Glyphosate (N-phosphonomethylglycine), the active ingredient in the herbicide Roundup that is manufactured by Monsanto (though the formulation is no longer under patent) is the most popular herbicide in use today in the United States, and increasingly throughout the World. Today, Americans spray an estimated 180-185 million pounds of the weed killer, on their yards and farms every year. All the acute toxicity tests have indicated glyphosate is nearly nontoxic to mammals. Thus, it has been assumed that any residues of glyphosate that are ingested from food sources or by farm workers are safe. As a consequence, measurement of its presence in food is practically nonexistent. Glyphosate and its metabolite aminomethylpholphonic acid (AMPA) have not been covered in the reports from the Center for Disease Control on Human Exposure to Environmental Chemicals, so human exposure has not been measured.
Monsanto and industry experts have submitted a review of their studies and believe that glyphosate has been proved safe to humans and the environment. Nonetheless, there have been for some time a minority of scientists and experts in the United States who believe that glyphosate may instead be much more toxic than is claimed by Monsanto. In 2013 a report was published in the online journal Entropy presented a rational scientific argument based on the systematic search of the literature and possible pathways of impact that led the authors to argue that many of the health problems that appear to be associated with a Western diet could be explained by biological disruptions that have been attributed to glyphosate. These include digestive issues, obesity, autism, Alzheimer’s disease, depression, Parkinson’s disease, liver diseases, and cancer.

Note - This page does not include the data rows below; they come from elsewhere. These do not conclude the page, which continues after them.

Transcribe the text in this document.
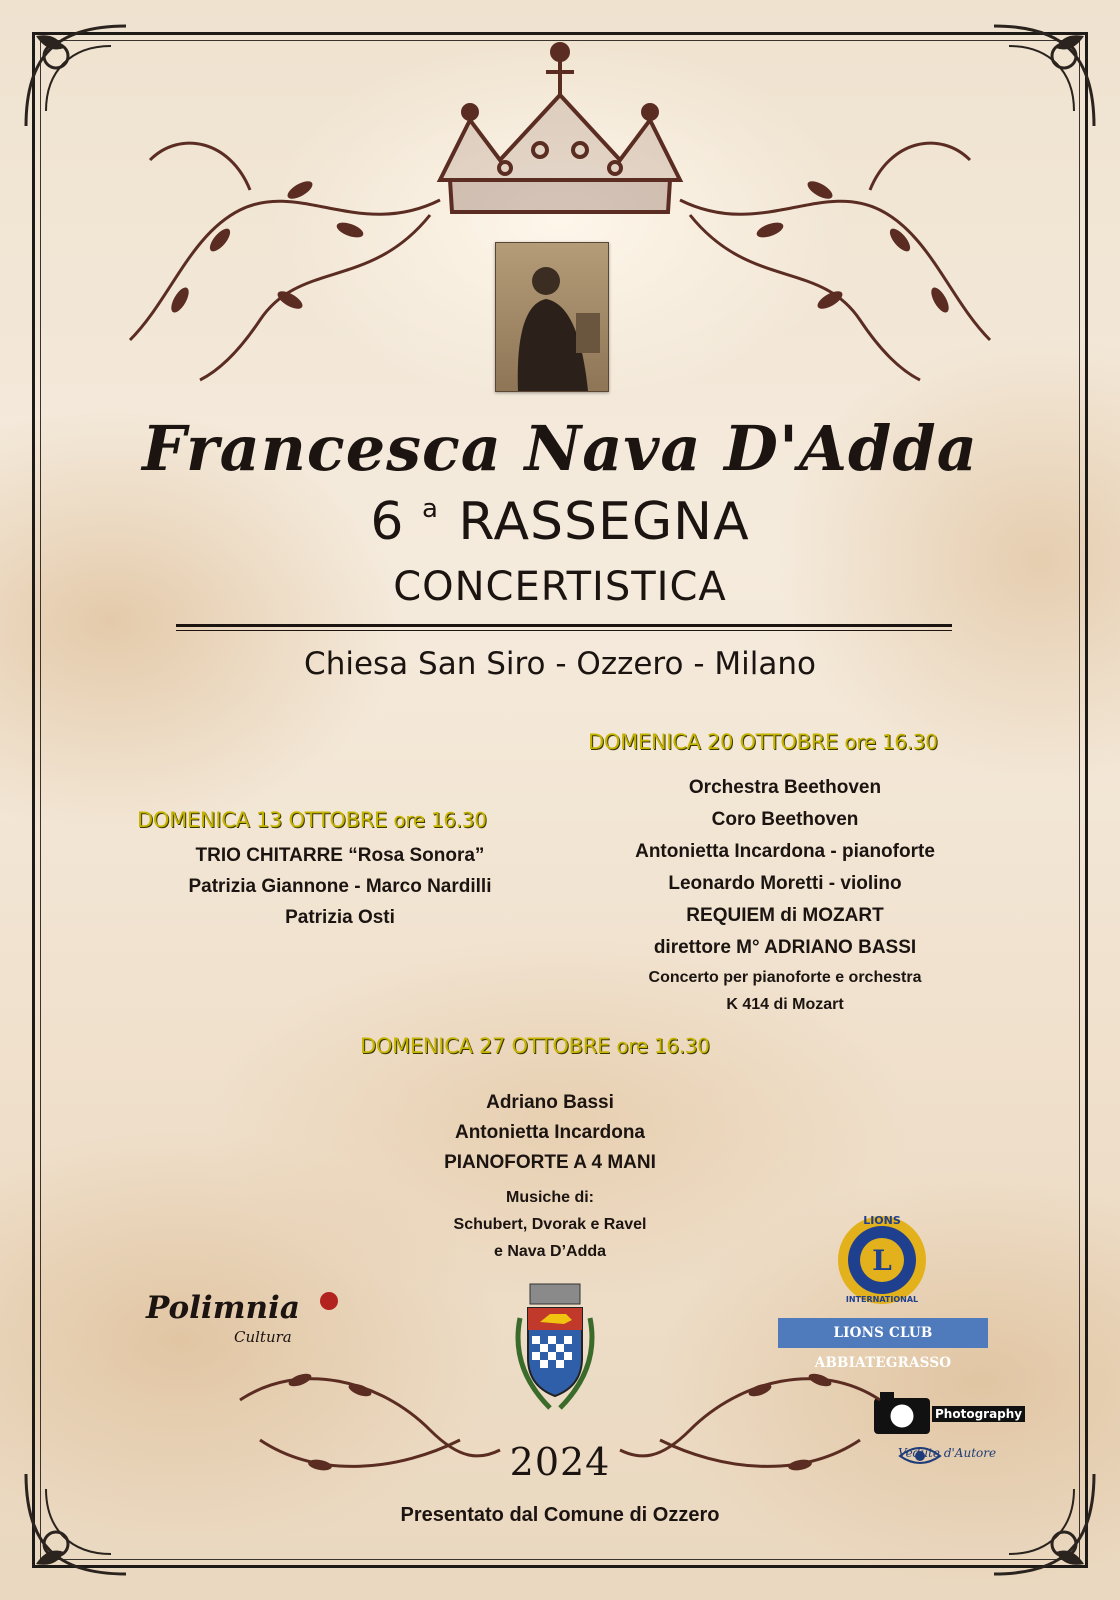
Francesca Nava D'Adda
6 $^a$ RASSEGNA
CONCERTISTICA
Chiesa San Siro - Ozzero - Milano
DOMENICA 13 OTTOBRE ore 16.30
TRIO CHITARRE “Rosa Sonora”
Patrizia Giannone - Marco Nardilli
Patrizia Osti
DOMENICA 20 OTTOBRE ore 16.30
Orchestra Beethoven
Coro Beethoven
Antonietta Incardona - pianoforte
Leonardo Moretti - violino
REQUIEM di MOZART
direttore M° ADRIANO BASSI
Concerto per pianoforte e orchestra
K 414 di Mozart
DOMENICA 27 OTTOBRE ore 16.30
Adriano Bassi
Antonietta Incardona
PIANOFORTE A 4 MANI
Musiche di:
Schubert, Dvorak e Ravel
e Nava D’Adda
Polimnia
Cultura
L
LIONS
INTERNATIONAL
LIONS CLUB ABBIATEGRASSO
Photography
Vedute d'Autore
2024
Presentato dal Comune di Ozzero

In humans, only small amounts (~2%) of ingested glyphosate are metabolized to AMPA, and the rest enters the blood stream and is eliminated through the urine. The philosophy that tiny amounts of chemicals are of no health consequence has been the cornerstone of toxicology and regulation, but that has recently come into question with our increased ability to measure trace amounts of chemicals. For many environmental chemicals, more research is needed to determine whether exposure at the extremely low levels is a cause for health concern. Since 2000 there has been widespread adoption in the U.S. of Roundup Ready® (RR) crops, for the production of soy, beet sugar, and corn increasing the use of glyphosate. Confined animal feeding operations (CAFOs) are used to produce corn feed animals that produce meat. Glyphosate has become ubiquitous in our industrial food supply and warrants more testing rather than just a re-examination of older studies that were somewhat ambiguous in their results.